Inevitably, even as England continue to play the fourth test this week, there have been calls for a cricketing inquest. The standard of the domestic game, the structure of the English season and England’s pivot towards the one day and T20 formats are all expected to be blamed for the woeful performance.
But the official pathologists examining England’s corpse should focus on more immediate causes of death: England’s inept bureaucracy, blinkered planning, and the team’s complete overreliance on data.
Data has become a graven image in professional cricketing circles. Statistics aren’t a bad thing in themselves, but the problem is how they’re being used in the game. Data – uninterrogated, aggrandised, and applied to completely alien contexts – has ended up determining England’s tactics and selection at the expense of common sense.

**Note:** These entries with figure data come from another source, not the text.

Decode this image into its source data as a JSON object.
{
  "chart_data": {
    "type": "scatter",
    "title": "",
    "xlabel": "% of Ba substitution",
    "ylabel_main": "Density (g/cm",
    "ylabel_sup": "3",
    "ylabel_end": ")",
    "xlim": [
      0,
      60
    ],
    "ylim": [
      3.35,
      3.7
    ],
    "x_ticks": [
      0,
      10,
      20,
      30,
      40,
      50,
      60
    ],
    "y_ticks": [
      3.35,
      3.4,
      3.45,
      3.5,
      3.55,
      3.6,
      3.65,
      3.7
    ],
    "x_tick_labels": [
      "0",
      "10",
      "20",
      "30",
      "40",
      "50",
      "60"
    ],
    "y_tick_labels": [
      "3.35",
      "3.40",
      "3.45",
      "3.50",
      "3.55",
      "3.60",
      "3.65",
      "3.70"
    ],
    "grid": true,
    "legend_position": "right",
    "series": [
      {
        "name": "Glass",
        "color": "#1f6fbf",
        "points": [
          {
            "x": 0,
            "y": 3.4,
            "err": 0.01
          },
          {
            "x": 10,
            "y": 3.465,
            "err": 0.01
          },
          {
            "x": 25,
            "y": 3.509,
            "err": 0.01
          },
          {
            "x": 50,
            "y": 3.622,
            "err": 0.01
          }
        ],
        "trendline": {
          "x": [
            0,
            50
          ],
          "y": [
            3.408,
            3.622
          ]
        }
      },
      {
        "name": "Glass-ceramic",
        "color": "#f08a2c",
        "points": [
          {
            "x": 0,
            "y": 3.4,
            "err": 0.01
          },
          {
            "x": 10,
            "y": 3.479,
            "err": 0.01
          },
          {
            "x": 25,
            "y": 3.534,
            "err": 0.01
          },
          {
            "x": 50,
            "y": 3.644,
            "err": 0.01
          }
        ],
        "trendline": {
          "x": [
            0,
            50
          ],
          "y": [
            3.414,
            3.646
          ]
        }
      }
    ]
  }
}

This was woefully evident before a ball of the Ashes had been bowled. Although driving rain had meant that England’s two practice matches in Brisbane were aborted, the team failed to account for the change in conditions. The past stats showed that in Brisbane bowlers who were good on firm, bouncy ground did better. That the first Ashes test would instead be played on a surface which was moist and grassy was irrelevant to the number crunchers. Following a blueprint devised 10,000 miles away, England picked neither Stuart Broad nor James Anderson for the first test – England’s all-time leading wicket-takers – who were ideal bowlers for a grassy wicket.
England’s performance in Brisbane was given a degree of respectability by Mark Wood – a loveable, turbo-charged Geordie. Wood is the only player England have who can bowl fast. Really fast. Break your finger or knock-you-out kind of fast. He hit the batsmen on the chest, on the elbow, and made the Aussies back away from his deliveries like they were being confronted by a Doberman.
In the end though Wood’s performance wasn’t enough. In fact, England were so easily beaten in the first test that in Australia’s second innings he only had the chance to bowl one ball. Inexplicably though, England’s head coach Chris Silverwood – sure to be discharged later this month – rested Wood for the second match, which England had to win to have any hope of reclaiming the Ashes. Silverwood defended his decision by arguing that the Ashes is ‘a marathon not a sprint.’ Steve Harmison, a former England fast bowler, rebuked Silverwood succinctly: ‘It’s a sprint, mate. The Ashes is only a long series if you’re still in it’, adding that ‘England could be out of the Ashes by lunchtime on Boxing Day.’ He was right. By the time Wood was next on the pitch hurling his 93mph missiles, England had all but lost the series.
Overseeing all this pseudo-science and strategic myopia is the England and Wales Cricket Board (ECB), the governing body of English cricket. It’s led by Tom Harrison, a CEO who might be a whizz at negotiating TV rights, but appears to be out of his depth when it comes to the game itself. Despite there being 62 Covid related job losses at the ECB and England’s dismal performance in Australia, Harrison is set to get the lion’s share of a £2.1 million bonus this year.
Mr Harrison doesn’t pick the team, but he does approve the coach. And in Chris ‘Spoons’ Silverwood, he and managing director Ashley Giles got it terribly wrong. Silverwood was excellent for a brief spell coaching Essex, but it was hubris to think that his experience running a successful club in a sub-par league was enough to take the national side to victory. After losing the third test in Melbourne, Silverwood’s team chalked up a ninth loss in 2021 – a record for the most defeats in a calendar year.
England’s miserable performance in the Ashes was affected by some conditions outside of the team’s control. Their practice matches were called off because of downpours and the unrelenting quarantines must have been bad for morale. But Australia’s preparations were hardly any better. And while England played 12 test matches in 2021 before the Ashes, Australia played just two – and hadn’t played since January.
England haven’t won a test series against Australia since 2015. On this occasion, it took just over ten days for England to lose the Ashes. Now that’s a stat that needs properly analysing.